Klager: Ja, je hebt je

Betrokkene: Nee, goed begrepen?

Klager: Ja, goed begrepen ja

Betrokkene: Dus ik verwacht van jou morgen een e-mail en anders ligt de boel plat, gewoon einde oefening. Ik maak me boos om jou ten onrechte want je bent het niet waard dat ik me boos maak om jou. Maar ik zeg je heel nadrukkelijk. Morgen wil ik uiterlijk 17.00 uur, wil ik van jou een bevestiging hebben dat je dit intrekt. Sta je dan op 16 juni voor het kort geding. Ik laat je zo tegen de klippen oplopen.

2.8 Tegen betrokkene zijn - naast de heden onder de nummers 10/503 Wtra en 12/167 Wtra afgedane tuchtzaken - in het verleden veertien andere tuchtzaken afgedaan. In tien van deze zaken is de klacht - al dan niet in hoger beroep - ongegrond verklaard.
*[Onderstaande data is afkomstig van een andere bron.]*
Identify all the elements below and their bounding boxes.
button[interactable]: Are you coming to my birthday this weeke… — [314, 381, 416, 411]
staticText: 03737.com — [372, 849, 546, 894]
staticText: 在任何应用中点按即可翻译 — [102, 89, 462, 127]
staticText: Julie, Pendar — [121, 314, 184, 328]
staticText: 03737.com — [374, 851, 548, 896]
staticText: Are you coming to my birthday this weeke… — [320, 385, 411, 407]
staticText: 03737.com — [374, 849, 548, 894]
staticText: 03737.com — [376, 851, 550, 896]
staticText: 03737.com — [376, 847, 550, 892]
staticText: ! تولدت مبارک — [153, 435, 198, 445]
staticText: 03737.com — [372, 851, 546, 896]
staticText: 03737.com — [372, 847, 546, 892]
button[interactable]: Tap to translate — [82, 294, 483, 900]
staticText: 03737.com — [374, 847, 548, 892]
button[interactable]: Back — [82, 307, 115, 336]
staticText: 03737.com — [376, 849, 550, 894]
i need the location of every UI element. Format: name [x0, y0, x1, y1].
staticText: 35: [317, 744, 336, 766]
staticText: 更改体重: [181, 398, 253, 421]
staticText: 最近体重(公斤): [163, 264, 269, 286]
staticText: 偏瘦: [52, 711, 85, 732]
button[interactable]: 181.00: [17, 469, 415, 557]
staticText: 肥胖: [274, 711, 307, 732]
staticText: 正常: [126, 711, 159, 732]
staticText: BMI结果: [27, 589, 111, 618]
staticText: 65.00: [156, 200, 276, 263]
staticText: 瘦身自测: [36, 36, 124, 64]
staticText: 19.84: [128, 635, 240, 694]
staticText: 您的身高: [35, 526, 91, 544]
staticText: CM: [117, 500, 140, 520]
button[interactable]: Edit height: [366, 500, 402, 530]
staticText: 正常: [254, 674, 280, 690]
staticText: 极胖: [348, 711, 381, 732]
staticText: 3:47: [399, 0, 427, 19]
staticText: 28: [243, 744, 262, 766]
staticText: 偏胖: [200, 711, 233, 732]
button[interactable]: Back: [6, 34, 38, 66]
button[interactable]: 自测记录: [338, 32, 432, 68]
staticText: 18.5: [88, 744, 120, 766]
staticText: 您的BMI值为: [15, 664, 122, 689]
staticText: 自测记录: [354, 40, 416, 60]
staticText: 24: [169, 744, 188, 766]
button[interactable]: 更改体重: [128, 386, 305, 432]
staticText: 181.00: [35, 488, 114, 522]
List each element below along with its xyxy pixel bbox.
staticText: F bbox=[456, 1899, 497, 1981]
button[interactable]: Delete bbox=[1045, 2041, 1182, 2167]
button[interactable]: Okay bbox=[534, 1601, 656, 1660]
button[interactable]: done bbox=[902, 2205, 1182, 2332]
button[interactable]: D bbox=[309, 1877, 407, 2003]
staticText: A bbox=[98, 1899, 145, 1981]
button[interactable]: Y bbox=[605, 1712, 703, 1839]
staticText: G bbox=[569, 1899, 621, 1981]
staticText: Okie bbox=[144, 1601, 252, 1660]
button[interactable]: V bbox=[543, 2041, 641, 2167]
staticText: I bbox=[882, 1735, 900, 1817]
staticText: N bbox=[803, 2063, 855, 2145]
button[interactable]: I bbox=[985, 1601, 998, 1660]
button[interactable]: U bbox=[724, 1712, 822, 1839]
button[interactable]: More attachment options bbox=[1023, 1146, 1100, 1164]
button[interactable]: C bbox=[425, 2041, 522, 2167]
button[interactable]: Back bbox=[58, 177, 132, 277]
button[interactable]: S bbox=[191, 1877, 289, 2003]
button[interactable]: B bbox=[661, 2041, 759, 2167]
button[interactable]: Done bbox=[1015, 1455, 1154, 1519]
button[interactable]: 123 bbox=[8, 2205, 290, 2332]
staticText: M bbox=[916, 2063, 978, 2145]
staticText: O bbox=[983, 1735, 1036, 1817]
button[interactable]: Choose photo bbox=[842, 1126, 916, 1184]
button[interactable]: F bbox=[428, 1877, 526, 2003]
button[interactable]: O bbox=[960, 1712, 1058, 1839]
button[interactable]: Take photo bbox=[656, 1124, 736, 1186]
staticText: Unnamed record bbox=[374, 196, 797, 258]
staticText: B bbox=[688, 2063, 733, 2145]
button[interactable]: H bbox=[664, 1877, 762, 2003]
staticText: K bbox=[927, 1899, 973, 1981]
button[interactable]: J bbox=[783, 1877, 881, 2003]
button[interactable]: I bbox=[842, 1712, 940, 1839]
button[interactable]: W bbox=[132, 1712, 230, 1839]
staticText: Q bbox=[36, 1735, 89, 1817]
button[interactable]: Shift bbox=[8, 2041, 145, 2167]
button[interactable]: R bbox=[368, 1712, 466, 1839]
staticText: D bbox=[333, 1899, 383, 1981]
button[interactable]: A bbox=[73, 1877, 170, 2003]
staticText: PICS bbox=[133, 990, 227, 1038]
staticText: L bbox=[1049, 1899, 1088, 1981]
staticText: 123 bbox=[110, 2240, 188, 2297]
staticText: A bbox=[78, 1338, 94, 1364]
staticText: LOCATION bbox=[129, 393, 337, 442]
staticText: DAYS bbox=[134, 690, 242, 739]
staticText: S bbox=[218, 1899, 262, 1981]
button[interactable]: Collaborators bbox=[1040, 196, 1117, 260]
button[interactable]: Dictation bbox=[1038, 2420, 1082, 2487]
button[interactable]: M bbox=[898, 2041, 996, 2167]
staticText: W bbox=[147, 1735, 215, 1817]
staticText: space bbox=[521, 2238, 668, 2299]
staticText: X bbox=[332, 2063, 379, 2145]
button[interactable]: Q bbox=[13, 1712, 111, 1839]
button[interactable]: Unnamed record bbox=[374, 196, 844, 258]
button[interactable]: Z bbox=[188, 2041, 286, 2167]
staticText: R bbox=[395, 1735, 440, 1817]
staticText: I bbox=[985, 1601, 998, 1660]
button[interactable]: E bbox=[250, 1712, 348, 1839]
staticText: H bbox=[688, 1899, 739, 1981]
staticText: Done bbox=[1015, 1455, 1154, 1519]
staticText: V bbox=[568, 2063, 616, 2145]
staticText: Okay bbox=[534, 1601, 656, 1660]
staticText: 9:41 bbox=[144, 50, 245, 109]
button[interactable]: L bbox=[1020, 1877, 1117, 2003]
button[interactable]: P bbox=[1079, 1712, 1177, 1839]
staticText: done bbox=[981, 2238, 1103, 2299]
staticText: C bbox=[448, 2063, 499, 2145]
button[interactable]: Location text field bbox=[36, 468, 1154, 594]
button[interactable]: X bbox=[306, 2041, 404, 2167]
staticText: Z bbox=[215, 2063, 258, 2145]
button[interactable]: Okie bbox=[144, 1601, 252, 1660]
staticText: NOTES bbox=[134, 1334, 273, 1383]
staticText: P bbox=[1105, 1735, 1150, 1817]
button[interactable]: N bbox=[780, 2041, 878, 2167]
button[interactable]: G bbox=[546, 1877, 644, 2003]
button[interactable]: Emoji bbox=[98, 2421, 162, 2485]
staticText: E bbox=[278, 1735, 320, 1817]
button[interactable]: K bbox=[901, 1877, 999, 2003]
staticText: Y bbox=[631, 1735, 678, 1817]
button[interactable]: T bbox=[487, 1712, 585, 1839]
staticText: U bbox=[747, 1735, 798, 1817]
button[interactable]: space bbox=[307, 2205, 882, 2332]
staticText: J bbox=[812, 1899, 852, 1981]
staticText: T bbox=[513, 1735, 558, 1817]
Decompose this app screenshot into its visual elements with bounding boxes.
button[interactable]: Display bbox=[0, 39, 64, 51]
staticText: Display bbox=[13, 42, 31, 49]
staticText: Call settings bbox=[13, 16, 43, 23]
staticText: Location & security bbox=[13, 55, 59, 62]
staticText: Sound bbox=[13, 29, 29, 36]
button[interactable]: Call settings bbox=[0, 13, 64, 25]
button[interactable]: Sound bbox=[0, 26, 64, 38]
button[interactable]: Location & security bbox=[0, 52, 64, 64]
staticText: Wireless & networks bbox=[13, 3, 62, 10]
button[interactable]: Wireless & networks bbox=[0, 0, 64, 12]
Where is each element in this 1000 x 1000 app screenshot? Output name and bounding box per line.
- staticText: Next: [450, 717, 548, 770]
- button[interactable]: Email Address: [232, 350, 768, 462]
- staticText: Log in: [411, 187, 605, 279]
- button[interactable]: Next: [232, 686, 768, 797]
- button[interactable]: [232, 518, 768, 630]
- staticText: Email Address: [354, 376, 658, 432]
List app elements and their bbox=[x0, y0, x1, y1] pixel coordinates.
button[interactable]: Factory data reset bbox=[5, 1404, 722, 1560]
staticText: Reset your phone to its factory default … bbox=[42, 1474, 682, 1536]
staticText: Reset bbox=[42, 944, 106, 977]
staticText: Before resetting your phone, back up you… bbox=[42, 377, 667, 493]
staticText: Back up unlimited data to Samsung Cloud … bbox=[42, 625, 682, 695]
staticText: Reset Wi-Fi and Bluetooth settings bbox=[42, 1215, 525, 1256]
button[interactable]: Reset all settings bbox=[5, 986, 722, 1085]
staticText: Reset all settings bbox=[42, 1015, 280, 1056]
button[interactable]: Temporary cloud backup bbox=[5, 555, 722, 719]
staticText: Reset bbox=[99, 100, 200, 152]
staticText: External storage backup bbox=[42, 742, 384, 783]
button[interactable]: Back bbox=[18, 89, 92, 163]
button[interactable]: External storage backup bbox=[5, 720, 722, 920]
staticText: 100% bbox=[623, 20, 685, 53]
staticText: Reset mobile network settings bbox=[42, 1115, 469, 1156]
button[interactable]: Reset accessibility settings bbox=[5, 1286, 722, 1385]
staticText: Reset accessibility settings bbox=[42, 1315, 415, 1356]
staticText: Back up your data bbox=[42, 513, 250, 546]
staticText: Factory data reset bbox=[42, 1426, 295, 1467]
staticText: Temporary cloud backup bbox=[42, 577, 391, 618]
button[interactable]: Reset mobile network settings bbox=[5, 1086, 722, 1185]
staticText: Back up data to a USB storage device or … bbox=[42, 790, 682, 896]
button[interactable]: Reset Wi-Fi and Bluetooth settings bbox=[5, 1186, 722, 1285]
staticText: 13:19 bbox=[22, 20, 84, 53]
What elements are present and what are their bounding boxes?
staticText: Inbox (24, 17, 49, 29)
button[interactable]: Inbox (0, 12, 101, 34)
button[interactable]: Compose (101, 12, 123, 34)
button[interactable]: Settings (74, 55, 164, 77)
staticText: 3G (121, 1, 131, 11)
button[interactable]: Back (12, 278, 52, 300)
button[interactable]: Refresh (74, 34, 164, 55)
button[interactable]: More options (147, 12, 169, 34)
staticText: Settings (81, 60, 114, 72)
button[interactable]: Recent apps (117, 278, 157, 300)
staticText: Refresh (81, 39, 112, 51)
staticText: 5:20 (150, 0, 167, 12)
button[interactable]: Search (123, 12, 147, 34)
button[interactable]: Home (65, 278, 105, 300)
2.9 Bij beslissing van de Raad van Tucht van het Nederlands Instituut van Registeraccountants (NIVRA) (hierna: Raad van Tucht) van 19 november 1996 is een jegens betrokkene gerichte klacht over het te eigene bate gebruik maken van kennis over klager gegrond verklaard, waarvoor de maatregel van waarschuwing is opgelegd.

2.10 Bij beslissing van de Raad van Tucht van 17 februari 1997 is een jegens betrokkene gerichte klacht over het wekken van schijn van belangenverstrengeling gegrond verklaard.  Aan betrokkene is daarvoor de maatregel van berisping opgelegd.

2.11 Bij beslissing van de Raad van Tucht van 25 juli 2000 is een jegens betrokkene gerichte klacht over het schenden van het vereiste van onafhankelijkheid bij het afgeven van een goedkeurende verklaring bij een jaarrekening gegrond verklaard. Aan betrokkene is daarbij de maatregel van schorsing voor de duur van één maand opgelegd. Deze beslissing is op 6 november 2001 in hoger beroep bevestigd.

2.12 Bij beslissing van de Raad van Tucht van 26 april 2001 is een jegens betrokkene gerichte klacht over het schenden van het vereiste van onafhankelijkheid bij het afgeven van een goedkeurende verklaring bij een jaarrekening gegrond verklaard. Deze beslissing is op 19 februari 2002 in hoger beroep in zoverre bevestigd, waarbij, gelet op de uitspraak van 6 november 2001, geoordeeld is dat er geen noodzaak bestond een extra maatregel op te leggen.

3. De klacht

3.1 Ten grondslag aan de door klager ingediende klacht liggen, zoals blijkt uit het klaagschrift en de daarop door en namens klager gegeven toelichting, de volgende verwijten:

a. betrokkene heeft ondanks de door klager kenbaar gemaakte gebreken de jaarrekening 2009 van B.V.3 en haar dochtervennootschappen vastgesteld;

b. betrokkene heeft klager tijdens een bespreking van 31 mei 2011 ernstig bedreigd en

c. betrokkene belast aan zijn vennoten een buitensporig, fysiek onmogelijk aantal ‘bestuursuren’ door.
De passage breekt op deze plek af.